Register number per SM on GPGPUSim simulator


I am using GPGPUSim simulator to do GPU project. The default register number per SM is 8192. When I increase the register number to 16384, and further to 32768, the execution time is longer on some benchmarks. I checked the bottleneck analysis. It shows the stall is caused by register write back contention. I am not quite understanding this meaning. If someone have such experience, I appreciate it so much if you can explain why this unexpected longer execution time happens. Why the stall is increasing in the register write back stage?

Thank you so much!


In case anyone is interested here, Prof. Tor Aamodt from UBC previously posted a potential explanation for this as follows:

"When read requests return from memory they contend for register file
access with any warps in the pipeline that would like to enter the
write back stage. If your application is limited by the number of
registers, then with less registers, fewer warps would be able to run
on a single shader core (SM). That may tend to reduce the chance that
a memory request returning from memory encounters a warp trying to
enter writeback. Increasing number of registers may increase the
chance of seeing this contention. Still if performance is decreasing
when you increase number of CTAs (blocks) running concurrently (by
increasing register resources) I would look for other explanations.
One possibility (discussed in section 4.7 our ISPASS’09 paper) is
increasing DRAM contention causing lower DRAM efficiency.

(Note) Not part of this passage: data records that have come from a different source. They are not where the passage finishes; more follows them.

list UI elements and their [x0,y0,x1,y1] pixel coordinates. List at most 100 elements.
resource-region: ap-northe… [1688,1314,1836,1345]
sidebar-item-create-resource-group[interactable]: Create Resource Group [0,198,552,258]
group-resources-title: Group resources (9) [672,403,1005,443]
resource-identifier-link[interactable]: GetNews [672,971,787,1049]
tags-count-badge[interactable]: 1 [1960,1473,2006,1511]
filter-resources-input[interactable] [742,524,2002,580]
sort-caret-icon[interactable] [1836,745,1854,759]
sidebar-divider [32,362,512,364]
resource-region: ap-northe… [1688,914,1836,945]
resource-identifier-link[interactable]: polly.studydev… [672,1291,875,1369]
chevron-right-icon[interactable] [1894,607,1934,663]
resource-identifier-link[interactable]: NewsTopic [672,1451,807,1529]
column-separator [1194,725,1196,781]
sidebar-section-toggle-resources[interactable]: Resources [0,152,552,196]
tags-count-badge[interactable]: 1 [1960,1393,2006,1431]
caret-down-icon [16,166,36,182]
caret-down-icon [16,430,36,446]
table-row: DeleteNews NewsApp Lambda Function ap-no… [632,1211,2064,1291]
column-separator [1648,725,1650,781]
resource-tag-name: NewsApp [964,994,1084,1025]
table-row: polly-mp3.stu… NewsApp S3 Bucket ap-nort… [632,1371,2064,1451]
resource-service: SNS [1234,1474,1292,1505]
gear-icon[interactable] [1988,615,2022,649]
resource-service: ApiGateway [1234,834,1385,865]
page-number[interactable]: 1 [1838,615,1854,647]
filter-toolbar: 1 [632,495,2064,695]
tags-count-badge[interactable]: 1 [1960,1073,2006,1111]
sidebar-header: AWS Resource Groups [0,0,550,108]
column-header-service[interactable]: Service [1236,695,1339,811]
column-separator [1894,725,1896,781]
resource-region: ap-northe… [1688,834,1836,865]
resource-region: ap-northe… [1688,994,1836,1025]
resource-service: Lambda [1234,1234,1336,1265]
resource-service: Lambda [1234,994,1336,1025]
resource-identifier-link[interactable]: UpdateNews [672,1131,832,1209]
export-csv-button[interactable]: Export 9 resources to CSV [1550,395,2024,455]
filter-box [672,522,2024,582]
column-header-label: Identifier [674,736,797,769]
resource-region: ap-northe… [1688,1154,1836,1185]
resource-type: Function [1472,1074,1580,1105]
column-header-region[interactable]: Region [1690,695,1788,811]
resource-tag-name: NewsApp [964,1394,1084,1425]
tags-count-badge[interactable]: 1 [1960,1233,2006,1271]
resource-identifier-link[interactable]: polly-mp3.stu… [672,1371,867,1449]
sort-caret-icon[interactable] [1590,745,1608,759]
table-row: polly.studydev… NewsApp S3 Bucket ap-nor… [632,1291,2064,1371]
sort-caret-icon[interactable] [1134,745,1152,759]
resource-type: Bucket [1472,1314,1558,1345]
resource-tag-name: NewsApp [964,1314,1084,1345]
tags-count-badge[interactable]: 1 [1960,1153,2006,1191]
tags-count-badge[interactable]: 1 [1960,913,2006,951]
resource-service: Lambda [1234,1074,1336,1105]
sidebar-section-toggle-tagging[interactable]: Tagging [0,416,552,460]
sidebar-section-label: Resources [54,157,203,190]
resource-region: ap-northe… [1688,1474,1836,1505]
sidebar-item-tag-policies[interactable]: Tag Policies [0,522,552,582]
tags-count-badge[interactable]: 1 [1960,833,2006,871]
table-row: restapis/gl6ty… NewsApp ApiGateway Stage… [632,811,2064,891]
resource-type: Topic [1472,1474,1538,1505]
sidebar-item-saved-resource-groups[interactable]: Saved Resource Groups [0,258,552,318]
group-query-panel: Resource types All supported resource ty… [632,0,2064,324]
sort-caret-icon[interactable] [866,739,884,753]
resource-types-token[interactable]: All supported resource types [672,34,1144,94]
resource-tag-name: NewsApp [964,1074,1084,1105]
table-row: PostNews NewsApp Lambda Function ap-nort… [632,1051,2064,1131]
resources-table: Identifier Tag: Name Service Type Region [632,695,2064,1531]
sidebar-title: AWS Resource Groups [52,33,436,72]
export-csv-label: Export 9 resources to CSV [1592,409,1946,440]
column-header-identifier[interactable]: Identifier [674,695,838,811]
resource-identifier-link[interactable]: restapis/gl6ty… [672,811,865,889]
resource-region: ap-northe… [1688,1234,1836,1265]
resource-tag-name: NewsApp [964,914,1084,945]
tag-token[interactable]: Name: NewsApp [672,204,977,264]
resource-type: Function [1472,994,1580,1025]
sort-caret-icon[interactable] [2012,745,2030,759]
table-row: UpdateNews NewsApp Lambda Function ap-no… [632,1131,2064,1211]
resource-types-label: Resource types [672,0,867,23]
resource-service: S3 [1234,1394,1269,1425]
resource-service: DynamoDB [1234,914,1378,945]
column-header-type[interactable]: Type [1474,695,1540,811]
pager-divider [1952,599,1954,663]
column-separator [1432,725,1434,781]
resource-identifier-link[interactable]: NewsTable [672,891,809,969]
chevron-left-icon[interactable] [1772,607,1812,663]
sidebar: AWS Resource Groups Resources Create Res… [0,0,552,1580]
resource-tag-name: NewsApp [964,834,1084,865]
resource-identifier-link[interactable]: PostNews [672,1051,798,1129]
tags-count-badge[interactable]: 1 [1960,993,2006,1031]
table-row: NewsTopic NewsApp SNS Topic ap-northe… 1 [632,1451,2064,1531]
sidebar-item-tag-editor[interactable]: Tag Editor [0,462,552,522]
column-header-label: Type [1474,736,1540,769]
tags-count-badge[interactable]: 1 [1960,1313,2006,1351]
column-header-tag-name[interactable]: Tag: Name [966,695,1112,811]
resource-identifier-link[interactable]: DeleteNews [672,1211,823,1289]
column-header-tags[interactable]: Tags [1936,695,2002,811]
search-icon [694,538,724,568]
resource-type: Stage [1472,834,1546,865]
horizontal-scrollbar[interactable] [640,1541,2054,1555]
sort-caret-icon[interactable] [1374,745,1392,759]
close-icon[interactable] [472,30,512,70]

In my research group we typically look for bottlenecks using
AerialVision (included with the latest version of GPGPU-Sim) since it
helps give a more complete picture than aggregate statistics. If the
warp divergence breakdown shows a high “W0” component it typically
means the application is DRAM bandwidth limited (another explanation
for high W0 even when not accessing memory can be “low occupancy” –
e.g., below six warps per SM it is not possible to keep the pipeline
full). One thing we always check for if we see counter intuitive
behavior is “load imbalance”. By this I mean cases where one SM gets
more work than others in one configuration versus another
configuration and then takes longer to finish. Generating a parallel
intensity plot of IPC per shader core in AerialVision tends to give a
hint when load imbalance is affecting performance leading to anomalous
results (check if one configuration has a few SMs busy at the end of
the simulation even though all other SMs have completed). There is a
short discussion of the load imbalance issue in our ISPASS’09 paper . More on
AerialVision can be found in our soon to be presented ISPASS 2010

I read this message. Thank you so much!